Issue 28391: Multiple occurances of: Closing quotes separate words (original) (raw)

I am currently writing an extended options scanner including shlex-compatibility mode. So including numerous extended unittests for compatibility verification.

I am not sure whether the following behaviour of shlex.split() is correct:

Quote from manual: Parsing Rules: Closing quotes separate words ("Do"Separate is parsed as "Do" and Separate);

Case-0: Works sopts = """-a "Do"Separate """ resx = ["-a", '"Do"', 'Separate', ] shlex.split(sopts,posix=False) assert res == resx

Case-1: Fails - should work? sopts = """-a "Do"Separate"this" """ resx = ["-a", '"Do"', 'Separate', '"this"', ] shlex.split(sopts,posix=False) assert res == resx

Case-2: Works - should fail? sopts = """-a "Do"Separate"this" """ #@UnusedVariable resx = ["-a", '"Do"', 'Separate"this"', ] shlex.split(sopts,posix=False) assert res == resx

The Case-0 is as defined in the manuals.

Is Case-1 or Case-2 the correct behaviour? Which of Case-1, Case-2 is an error?

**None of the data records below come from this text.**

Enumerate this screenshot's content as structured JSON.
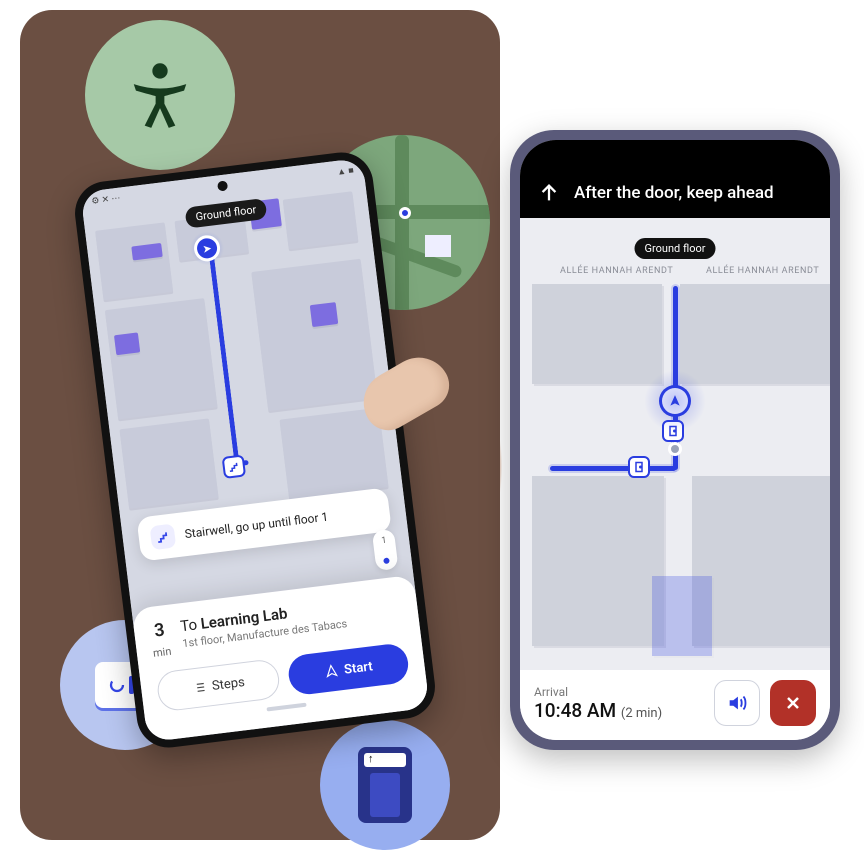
{
  "phone1": {
    "floor_label": "Ground floor",
    "toast": {
      "text": "Stairwell, go up until floor 1"
    },
    "sheet": {
      "duration_num": "3",
      "duration_unit": "min",
      "dest_prefix": "To ",
      "dest_name": "Learning Lab",
      "dest_sub": "1st floor, Manufacture des Tabacs",
      "steps_label": "Steps",
      "start_label": "Start"
    }
  },
  "phone2": {
    "banner": "After the door, keep ahead",
    "floor_label": "Ground floor",
    "street_left": "ALLÉE HANNAH ARENDT",
    "street_right": "ALLÉE HANNAH ARENDT",
    "bottom": {
      "arrival_label": "Arrival",
      "arrival_time": "10:48 AM",
      "arrival_paren": "(2 min)"
    }
  }
}
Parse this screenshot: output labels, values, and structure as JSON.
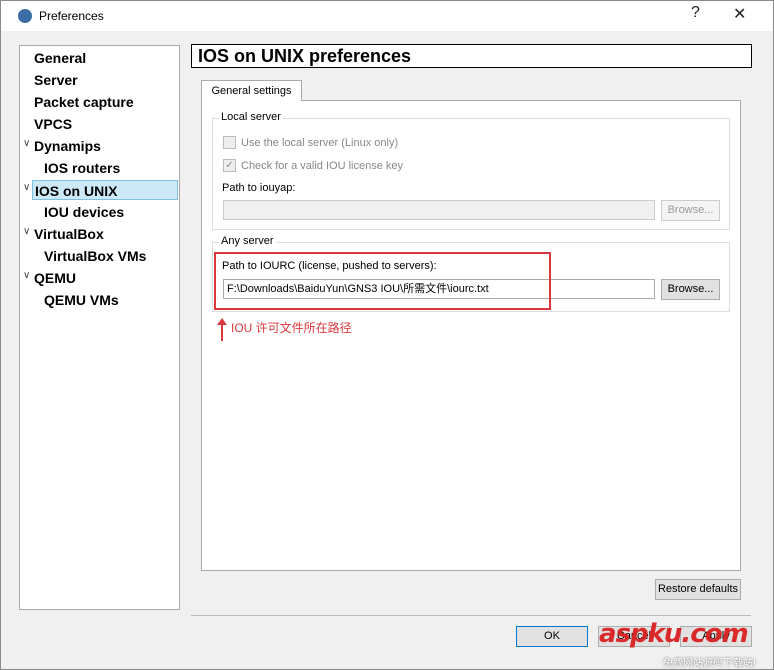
{
  "window": {
    "title": "Preferences",
    "help": "?",
    "close": "✕"
  },
  "sidebar": {
    "items": [
      {
        "label": "General",
        "level": 0
      },
      {
        "label": "Server",
        "level": 0
      },
      {
        "label": "Packet capture",
        "level": 0
      },
      {
        "label": "VPCS",
        "level": 0
      },
      {
        "label": "Dynamips",
        "level": 0,
        "expanded": true
      },
      {
        "label": "IOS routers",
        "level": 1
      },
      {
        "label": "IOS on UNIX",
        "level": 0,
        "expanded": true,
        "selected": true
      },
      {
        "label": "IOU devices",
        "level": 1
      },
      {
        "label": "VirtualBox",
        "level": 0,
        "expanded": true
      },
      {
        "label": "VirtualBox VMs",
        "level": 1
      },
      {
        "label": "QEMU",
        "level": 0,
        "expanded": true
      },
      {
        "label": "QEMU VMs",
        "level": 1
      }
    ]
  },
  "header": {
    "title": "IOS on UNIX preferences"
  },
  "tabs": [
    {
      "label": "General settings"
    }
  ],
  "local_server": {
    "title": "Local server",
    "use_local": "Use the local server (Linux only)",
    "use_local_checked": false,
    "check_license": "Check for a valid IOU license key",
    "check_license_checked": true,
    "iouyap_label": "Path to iouyap:",
    "iouyap_value": "",
    "browse": "Browse..."
  },
  "any_server": {
    "title": "Any server",
    "iourc_label": "Path to IOURC (license, pushed to servers):",
    "iourc_value": "F:\\Downloads\\BaiduYun\\GNS3 IOU\\所需文件\\iourc.txt",
    "browse": "Browse..."
  },
  "annotation": "IOU 许可文件所在路径",
  "buttons": {
    "restore": "Restore defaults",
    "ok": "OK",
    "cancel": "Cancel",
    "apply": "Apply"
  },
  "watermark": {
    "main": "aspku.com",
    "sub": "免费网站源码下载站!"
  }
}
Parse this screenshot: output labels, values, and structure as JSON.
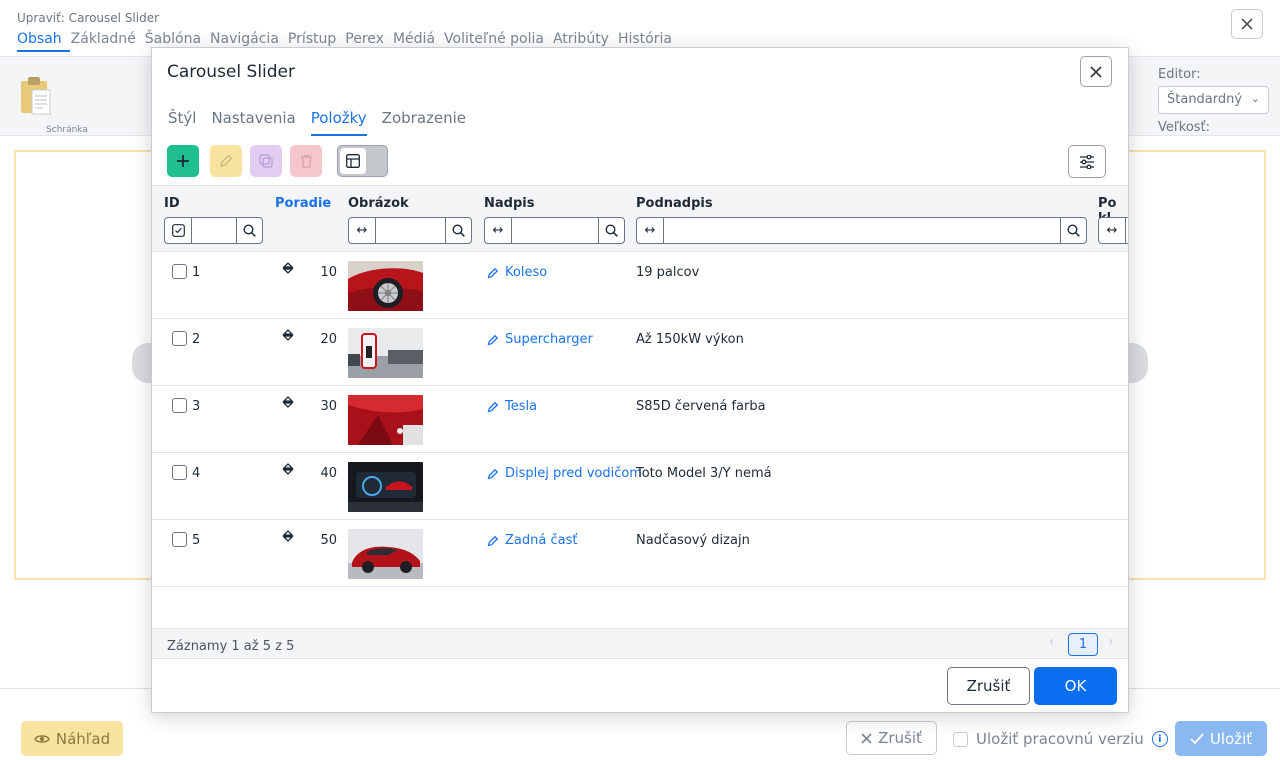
{
  "background": {
    "window_title": "Upraviť: Carousel Slider",
    "tabs": [
      {
        "label": "Obsah",
        "active": true
      },
      {
        "label": "Základné"
      },
      {
        "label": "Šablóna"
      },
      {
        "label": "Navigácia"
      },
      {
        "label": "Prístup"
      },
      {
        "label": "Perex"
      },
      {
        "label": "Médiá"
      },
      {
        "label": "Voliteľné polia"
      },
      {
        "label": "Atribúty"
      },
      {
        "label": "História"
      }
    ],
    "toolbar": {
      "clipboard_label": "Schránka",
      "editor_label": "Editor:",
      "editor_value": "Štandardný",
      "size_label": "Veľkosť:"
    },
    "bottom": {
      "preview_label": "Náhľad",
      "cancel_label": "Zrušiť",
      "save_version_label": "Uložiť pracovnú verziu",
      "save_label": "Uložiť"
    }
  },
  "modal": {
    "title": "Carousel Slider",
    "tabs": [
      {
        "label": "Štýl"
      },
      {
        "label": "Nastavenia"
      },
      {
        "label": "Položky",
        "active": true
      },
      {
        "label": "Zobrazenie"
      }
    ],
    "columns": {
      "id": "ID",
      "order": "Poradie",
      "image": "Obrázok",
      "title": "Nadpis",
      "subtitle": "Podnadpis",
      "extra": "Po kl"
    },
    "rows": [
      {
        "id": "1",
        "order": "10",
        "title": "Koleso",
        "subtitle": "19 palcov",
        "thumb": "wheel"
      },
      {
        "id": "2",
        "order": "20",
        "title": "Supercharger",
        "subtitle": "Až 150kW výkon",
        "thumb": "charger"
      },
      {
        "id": "3",
        "order": "30",
        "title": "Tesla",
        "subtitle": "S85D červená farba",
        "thumb": "red-body"
      },
      {
        "id": "4",
        "order": "40",
        "title": "Displej pred vodičom",
        "subtitle": "Toto Model 3/Y nemá",
        "thumb": "display"
      },
      {
        "id": "5",
        "order": "50",
        "title": "Zadná časť",
        "subtitle": "Nadčasový dizajn",
        "thumb": "rear"
      }
    ],
    "footer": {
      "info": "Záznamy 1 až 5 z 5",
      "current_page": "1"
    },
    "buttons": {
      "cancel": "Zrušiť",
      "ok": "OK"
    }
  }
}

REMARK: I haven't found an eralier issue, so filing this here.

Case 2 (the actual behavior) is correct. Quotes within words are ignored, only a leading quoted string will result in a separate word. (That's recursive: try '"Do""This""Separate).

That said, we don't really care about non-posix mode, it's just there for backward compatibility. I don't know why we haven't changed the default for shlex.shlex to posix=True.